Sunday, 21 February 2016

German Housing Market – Price Development in 2015 (Deutsche Bundesbank)

The German Federal Bank (Deutsche Bundesbank) has provided an analysis of the developments in the German Residential Market in their Monthly Report February 2016 The analysis is based on research data published by other institutions like vdp (Verband deutscher Pfandbriefbanken) or bulwiengesa AG.

 Price Development

In 2015 the prices for residential properties saw a significant increase. The spread across the country was wider than in the previous year. The price effect of growing demand combined with continuing favorable financing conditions was again stronger than any increase in availability of housing. Based on price determining economic and demographic factors the value of properties in urban areas will remain high and growing.

Based on information by bulwiengesa AG, prices for residential properties in German cities increased by 6% in 2015 after 5.5% in 2014 and 7.5% in 2013. The prices increase for condos was 6.5%, higher than single and semi-detached houses. Also the price increase for multi-tenant blocks was higher than the annual average since the beginning of the recent upswing in the German property market.

The average price increase for residential properties across all types in big cities slowed down compared to previous years and was the same as in cities in general at 6.25%. The increase for apartment blocks was at 7.25% by 2.0% higher than the average since 2010.

Rent Development

For new rental contracts in cities the increase was at 3.25% close to the previous year’s figure whereas the rent increase for new built apartments slowed down.
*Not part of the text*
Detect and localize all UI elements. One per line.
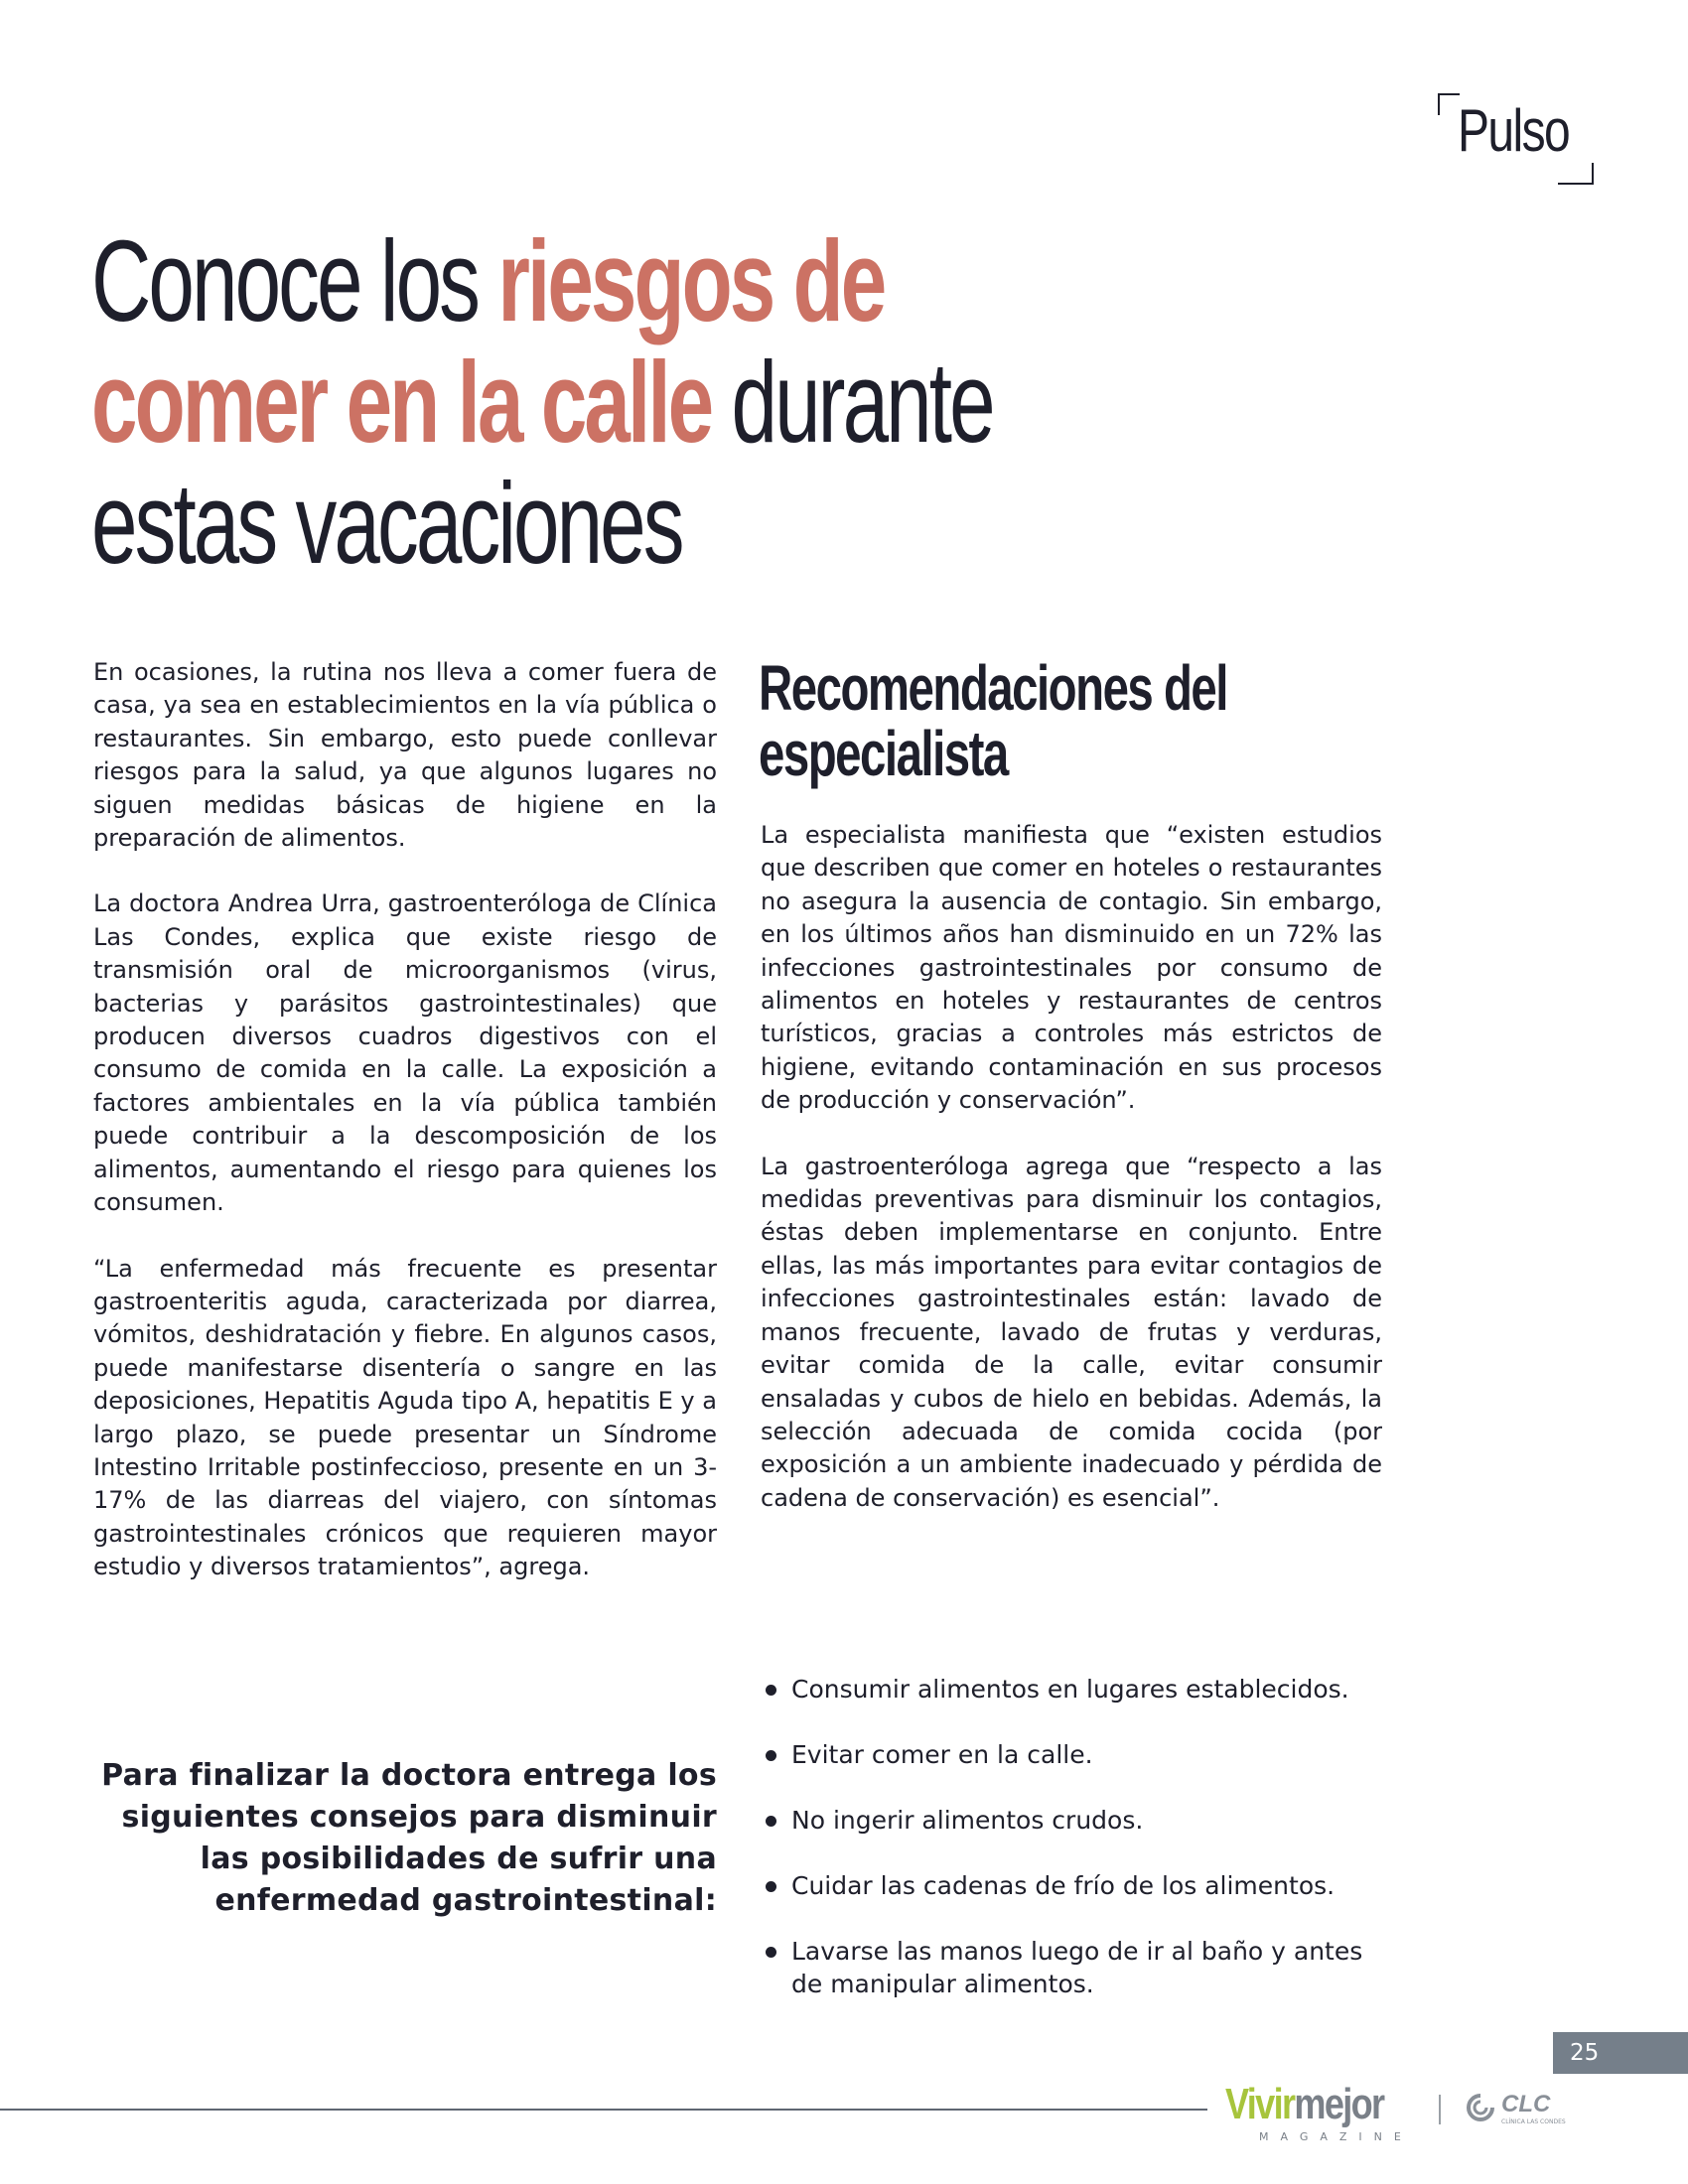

In big cities the slow down on both categories was discernable. Whether this was due to the rent cap introduced in 2015 in Berlin, Hamburg, Düsseldorf, Frankfurt a.M., Köln, München Stuttgart and several smaller cities and towns.

Economic and Financing Development

The steady economic development in Germany with positive outlook for income and employment supported a strong demand in the residential market. While the price-income-ratio for owned housing increased over the period of the last 3 years the average interest rate decreased in 2015 by 0.5% to fewer than 2%.